Unilateralism and multilateralism represent different policy approaches to international problems. When agreement by multiple parties is absolutely required—for example, in the context of international trade policies—bilateral agreements (involving two participants at a time) are usually preferred by proponents of unilateralism.

Unilateralism may be preferred in those instances when it is assumed to be the most efficient, i.e., in issues that can be solved without cooperation. However, a government may also have a principal preference for unilateralism or multilateralism, and, for instance, strive to avoid policies that cannot be realized unilaterally or alternatively to champion multilateral solutions to problems that could well have been solved unilaterally.

Unilateralism as a first course of action can be viewed as an act of aggression or hard power; for instance, unilateral sanctions violate the United Nations Charter and inhibit the development of developing countries.

Unilateral action is often elected on behalf of independent leaders with nationalist tendencies and a strong distrust for the intentions of other countries' intervention.
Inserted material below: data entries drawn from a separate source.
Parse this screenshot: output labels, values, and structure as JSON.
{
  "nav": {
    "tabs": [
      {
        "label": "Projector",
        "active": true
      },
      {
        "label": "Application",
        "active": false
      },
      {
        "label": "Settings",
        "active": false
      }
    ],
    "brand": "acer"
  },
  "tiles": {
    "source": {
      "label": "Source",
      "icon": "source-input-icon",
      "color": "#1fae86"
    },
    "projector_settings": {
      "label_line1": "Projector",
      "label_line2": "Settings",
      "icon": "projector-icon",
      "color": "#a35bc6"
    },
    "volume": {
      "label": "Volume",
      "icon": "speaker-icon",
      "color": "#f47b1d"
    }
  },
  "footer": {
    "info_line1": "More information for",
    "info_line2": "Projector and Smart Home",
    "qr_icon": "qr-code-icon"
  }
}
In recent years, unilateral action is adjacent with nationalism, protectionism and rejection towards institutions that embody multilateral approach; e.g., the United States adopting protectionist trade policy during the mid-2010s against the multilateral interests of the World Trade Organization.

Unilateralism, if unprovoked, has the potential to disrupt the peaceful upholding of sovereignty and territorial integrity that global security depends upon. Unilateral coercive measures against smaller states put a strain on goals of sustainable development. Examples include arbitrarily imposed economic sanctions such as the United States embargo against Cuba.

Typically, governments may argue that their ultimate or middle-term goals are served by a strengthening of multilateral schemes and institutions, as was many times the case during the period of the Concert of Europe.